The studies that have come out that claim to find relationships between cellular exposure and lifespan or tumor rates in animals have all been badly compromised by poor quality controls. Proponents of these studies and the scareism around 5G often deliberately neglect to mention that the studies are effectively worthless. In one major example, a 2018 paper by the National Toxicology Program claimed to find evidence that rats exposed to high-RF fields used in 5G developed cancer. The problem is, the rats exposed to the high-RF field also lived longer than the rodents in the control group. Does this mean that high RF signals actually cause long life spans in rats? It does not. But a study with data showing that high RF fields cause long life in rats is a study with an obvious methodological problem. The 2018 report and others like it have been exhaustively deconstructed and criticized by publications like ScienceBasedMedicine and Ars Technica.
As Scientific American notes, the number of people using mobile phones has risen from essentially zero to basically the entire planet over the past 30+ years, yet no well-conducted study has found evidence of any health risks associated with mobile devices, beyond those caused by absentmindedly walking into a bus. This is less a joke that it might seem; cell phones are associated with the increase in pedestrian deaths in recent years. Long-term studies of radar workers don’t show an increased incidence of cancer, and radar workers absorb far more energy than anyone with a typical cell phone.

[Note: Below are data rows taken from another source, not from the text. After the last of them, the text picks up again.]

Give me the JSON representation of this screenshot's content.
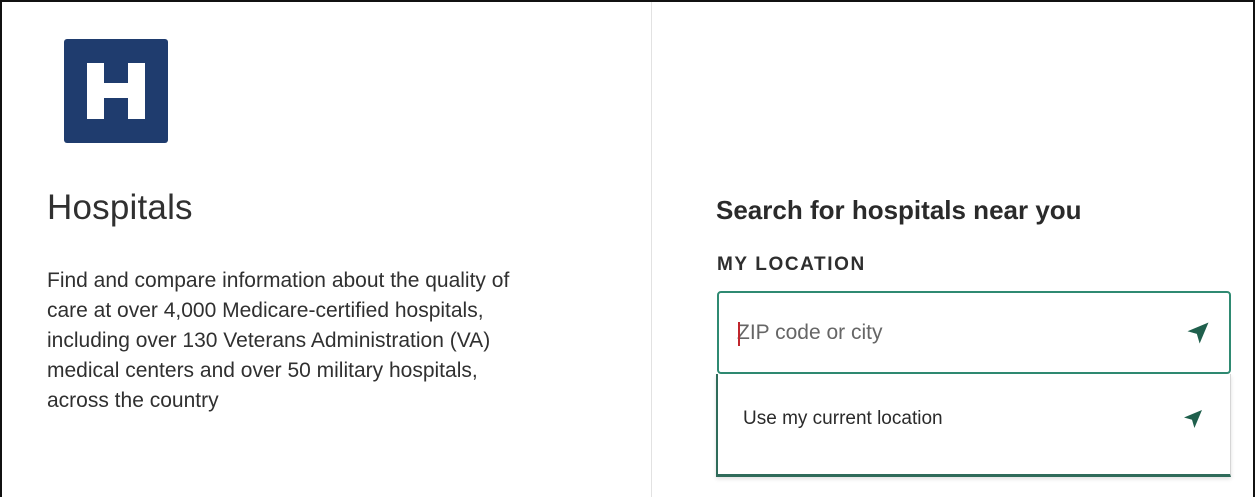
{
  "hospital_card": {
    "logo_icon": "hospital-h-icon",
    "logo_letter": "H",
    "logo_color": "#1f3c6e",
    "title": "Hospitals",
    "description": "Find and compare information about the quality of care at over 4,000 Medicare-certified hospitals, including over 130 Veterans Administration (VA) medical centers and over 50 military hospitals, across the country"
  },
  "search": {
    "heading": "Search for hospitals near you",
    "location_label": "MY LOCATION",
    "input_value": "",
    "input_placeholder": "ZIP code or city",
    "locate_icon": "navigation-arrow-icon",
    "accent_color": "#2f8a72"
  },
  "dropdown": {
    "items": [
      {
        "label": "Use my current location",
        "icon": "navigation-arrow-icon"
      }
    ]
  }
}
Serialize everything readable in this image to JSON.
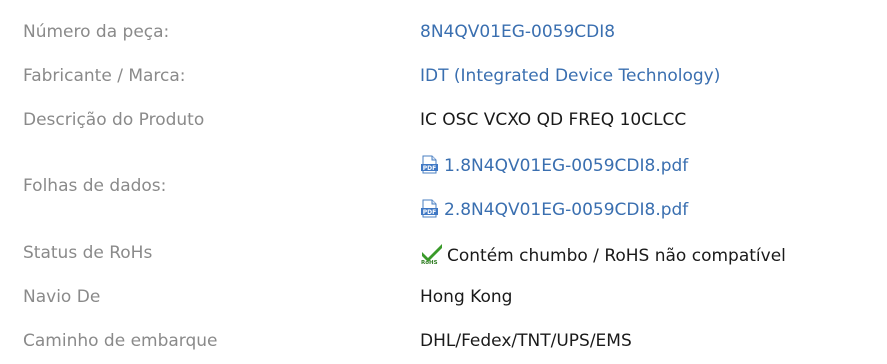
{
  "rows": [
    {
      "label": "Número da peça:",
      "value": "8N4QV01EG-0059CDI8"
    },
    {
      "label": "Fabricante / Marca:",
      "value": "IDT (Integrated Device Technology)"
    },
    {
      "label": "Descrição do Produto",
      "value": "IC OSC VCXO QD FREQ 10CLCC"
    },
    {
      "label": "Folhas de dados:",
      "files": [
        "1.8N4QV01EG-0059CDI8.pdf",
        "2.8N4QV01EG-0059CDI8.pdf"
      ]
    },
    {
      "label": "Status de RoHs",
      "value": "Contém chumbo / RoHS não compatível"
    },
    {
      "label": "Navio De",
      "value": "Hong Kong"
    },
    {
      "label": "Caminho de embarque",
      "value": "DHL/Fedex/TNT/UPS/EMS"
    }
  ],
  "icons": {
    "datasheet": "pdf-icon",
    "rohs": "rohs-check-icon"
  },
  "colors": {
    "label": "#8a8a8a",
    "link": "#3a6fb0",
    "value": "#1a1a1a"
  }
}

In 2019, I view 5G as a beautiful example of a worthless technology. Companies want you to care about 5G so they can sell you stuff. Realistically, I doubt 5G will be a practical benefit before 2022 or later, and it may never be a practical benefit to large sections of the United States. That’s reason enough to ignore the entire industry, at least for now. But there’s currently no known reason to avoid 5G based on medical data.
Studies to measure the impact of cell phone usage on the human body have been going on for decades in 13 countries. The reason you periodically hear about badly designed studies showing harm is not because any credible evidence of harm has been unearthed. In every case, the studies that claim to have found strong evidence of harm have failed to hold up under further analysis.
Do I believe we should continue to study these questions? I absolutely do. But I also believe in clearly communicating the findings from the methodologically rigorous studies that continue to show no links between cancer and cellular communications. 5G may drain your wallet and your battery. There is currently no credible evidence supporting a link between 5G and cancer.